Line mendapatkan persetujuan untuk mencatatkan sahamnya di Tokyo Stock Exchange pada 15 Juli. IPO Line akan bernilai 112,7 miliar yen atau sekitar 1,05 miliar dolar. Nilai itu memberikan valuasi pasar sebesar 588 miliar yen atau sekitar 5,5 miliar dolar. Valuasi tersebut lebih rendah dari proyeksi ketika pertama kali mengajukan rencana IPO pada 2014. ketika itu, Line dihargai hingga 1 triliun yen.

Line juga akan mencatatkan sahamnya di New York, dengan kode LN. Pencatatan saham di New York merupakan sebuah langkah strategis Line untuk menggaet pasar Amerika Utara. Hingga akhir 2015, total pengguna Line mencapai 215 juta, dengan basis terbesar ada di Jepang, Taiwan, Thailand, dan Indonesia.

Hasil penjualan saham ini rencananya akan digunakan untuk melakukan ekspansi ke Asia dan juga Amerika Serikat. Line menawarkan 35 juta lembar saham baru, dengan harga indikatif 2.800 yen per lembar.
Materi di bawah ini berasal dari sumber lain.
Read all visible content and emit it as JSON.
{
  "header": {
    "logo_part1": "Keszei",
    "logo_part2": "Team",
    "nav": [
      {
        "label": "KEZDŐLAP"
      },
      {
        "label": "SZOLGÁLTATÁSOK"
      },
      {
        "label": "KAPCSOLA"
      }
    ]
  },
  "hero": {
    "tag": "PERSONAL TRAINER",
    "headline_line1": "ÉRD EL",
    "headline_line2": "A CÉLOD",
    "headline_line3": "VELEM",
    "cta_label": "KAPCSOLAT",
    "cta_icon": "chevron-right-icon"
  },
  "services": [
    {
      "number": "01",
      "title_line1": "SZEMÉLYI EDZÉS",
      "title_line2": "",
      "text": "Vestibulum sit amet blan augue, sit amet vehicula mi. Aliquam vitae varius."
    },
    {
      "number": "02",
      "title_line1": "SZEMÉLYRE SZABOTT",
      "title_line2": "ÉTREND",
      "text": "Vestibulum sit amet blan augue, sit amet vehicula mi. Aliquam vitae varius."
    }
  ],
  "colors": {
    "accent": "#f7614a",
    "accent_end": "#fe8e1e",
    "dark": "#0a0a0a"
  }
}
Induk usaha, Naver Corp akan menjual setidaknya 5,25 juta lembar saham.

IPO Line akan menjadi pencatatan saham publik sektor teknologi yang terbesar sepanjang tahun ini. IPO Line juga merupakan yang terbesar sejak Alibaba yang berhasil meraup dana hingga 22 miliar dolar pada September 2014.

Kinerja Unicorn hingga Decacorn

Line yang didirikan pada 2011 berhasil mencatat penjualan hingga 1,1 miliar dolar untuk tahun keuangan yang berakhir 31 Maret 2016. Line akan segera bergabung dalam kelompok para unicorn yang melantai di pasar saham.
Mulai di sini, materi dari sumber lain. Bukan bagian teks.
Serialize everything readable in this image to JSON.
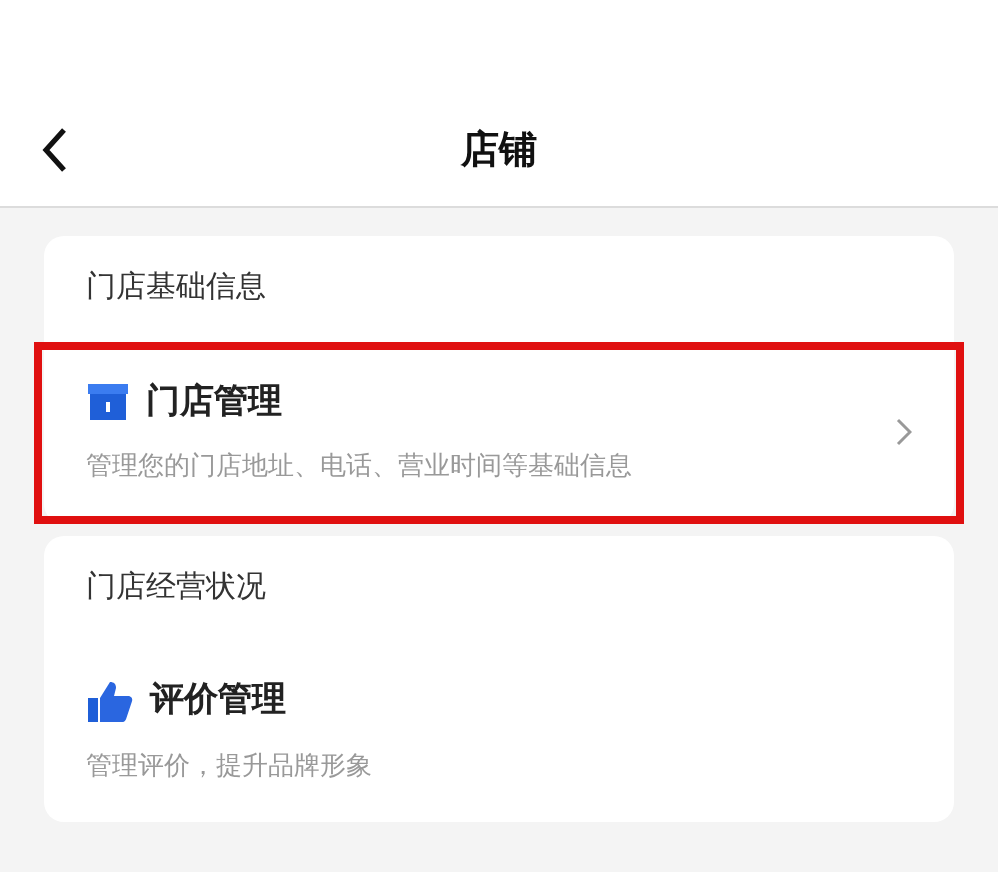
{
  "header": {
    "title": "店铺"
  },
  "sections": [
    {
      "title": "门店基础信息",
      "items": [
        {
          "kind": "store",
          "title": "门店管理",
          "description": "管理您的门店地址、电话、营业时间等基础信息",
          "chevron": true,
          "highlighted": true
        }
      ]
    },
    {
      "title": "门店经营状况",
      "items": [
        {
          "kind": "review",
          "title": "评价管理",
          "description": "管理评价，提升品牌形象",
          "chevron": false,
          "highlighted": false
        }
      ]
    }
  ]
}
Jumlah unicorn di dunia saat ini memang terus meningkat sejak 2013. Menurut catatan CB Insight, hingga akhir 2015, terdapat 153 perusahaan teknologi swasta yang memiliki valuasi lebih dari 1 miliar dolar. Angka itu berarti dua kali lipat dibandingkan tahun sebelumnya. Dari jumlah itu, 14 perusahaan di antaranya memiliki status “decacorn” atau valuasinya melebihi 10 miliar dolar.

Dari perusahaan teknologi dengan status unicorn yang melakukan IPO, tidak semuanya berkinerja baik. Menurut analisa dari Battery Ventures, dalam tiga atau empat tahun terakhir, kinerja mereka buruk. Lebih dari 40 persen unicorn yang IPO sejak 2011, kinerjanya flat atau bahkan di bawah valuasi pasar terakhir mereka. Beberapa unicorn yang sukses dalam IPO antara lain Linkedln, Workday, Fireeye, Facebook.
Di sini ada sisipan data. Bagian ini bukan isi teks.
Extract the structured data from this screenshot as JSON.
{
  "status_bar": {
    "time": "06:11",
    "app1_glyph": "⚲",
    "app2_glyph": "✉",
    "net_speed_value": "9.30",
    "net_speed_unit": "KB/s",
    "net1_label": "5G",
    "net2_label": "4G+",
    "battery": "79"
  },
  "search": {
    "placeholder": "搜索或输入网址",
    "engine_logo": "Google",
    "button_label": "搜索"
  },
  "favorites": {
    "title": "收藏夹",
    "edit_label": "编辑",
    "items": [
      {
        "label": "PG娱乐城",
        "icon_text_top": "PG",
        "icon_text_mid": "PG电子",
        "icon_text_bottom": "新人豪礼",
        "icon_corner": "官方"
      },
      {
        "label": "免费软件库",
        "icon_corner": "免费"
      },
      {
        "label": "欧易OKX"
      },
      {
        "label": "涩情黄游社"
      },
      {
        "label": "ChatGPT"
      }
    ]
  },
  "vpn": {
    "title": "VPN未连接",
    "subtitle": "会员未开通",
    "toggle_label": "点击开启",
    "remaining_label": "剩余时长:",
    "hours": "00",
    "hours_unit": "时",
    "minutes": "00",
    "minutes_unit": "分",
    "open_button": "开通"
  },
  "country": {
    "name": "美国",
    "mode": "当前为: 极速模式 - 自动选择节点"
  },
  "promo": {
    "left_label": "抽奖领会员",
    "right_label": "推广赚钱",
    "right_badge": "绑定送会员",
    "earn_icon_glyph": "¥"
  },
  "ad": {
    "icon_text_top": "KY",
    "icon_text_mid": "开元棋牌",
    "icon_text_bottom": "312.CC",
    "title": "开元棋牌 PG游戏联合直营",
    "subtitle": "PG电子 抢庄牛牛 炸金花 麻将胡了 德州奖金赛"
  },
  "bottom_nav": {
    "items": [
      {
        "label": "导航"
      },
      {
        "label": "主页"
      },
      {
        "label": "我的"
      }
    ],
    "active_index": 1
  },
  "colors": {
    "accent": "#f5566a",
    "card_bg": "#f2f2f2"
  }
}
Valuasi Berlebihan Memicu Pecahnya Gelembung?

Kinerja unicorn yang tidak sesuai harapan memunculkan kekhawatiran terjadinya pecah gelembung teknologi seperti pada era 2000. Ketika itu, perusahaan-perusahaan teknologi yang sempat dihargai sangat mahal, tiba-tiba terbukti tidak menghasilkan apapun. Valuasi perusahaan pun langsung terjun menjadi nol setelah diketahui perusahaan tidak mampu menghasilkan apapun. Valuasi yang tinggi ternyata tidak didasarkan pada fakta yang sesungguhnya. Banyak yang mengingatkan akan muncul “dead unicorn” ataupun “unicorpses”

Saat ini, valuasi perusahaan teknologi memang luar biasa. Perusahaan seperti Uber bahkan kini sudah dihargai hingga 50 miliar dolar, meski bisnisnya di sejumlah negara banyak menghadapi tantangan. Demikian pula Snapchat yang dihargai 16 miliar dolar meski belum menghasilkan pendapatan apapun.

Benarkah akan terjadi pecah gelembung teknologi?

Sebuah pepatah bijak di Silicon Valley mengatakan bahwa sebenarnya tidak ada startups yang disebut unicorn dengan nilai lebih dari 1 miliar dolar, benar-benar bernilai 1 miliar dolar. Nilai itu mungkin akan dimiliki oleh mereka di masa depan, tetapi tidak untuk saat ini. Bagi kebanyakan orang, hal itu memang terasa ganjil. Tapi itulah yang dilakukan oleh para capital ventures. Mereka membeli masa depan. Valuasi besar diberikan karena janji atas pertumbuhan di masa depan.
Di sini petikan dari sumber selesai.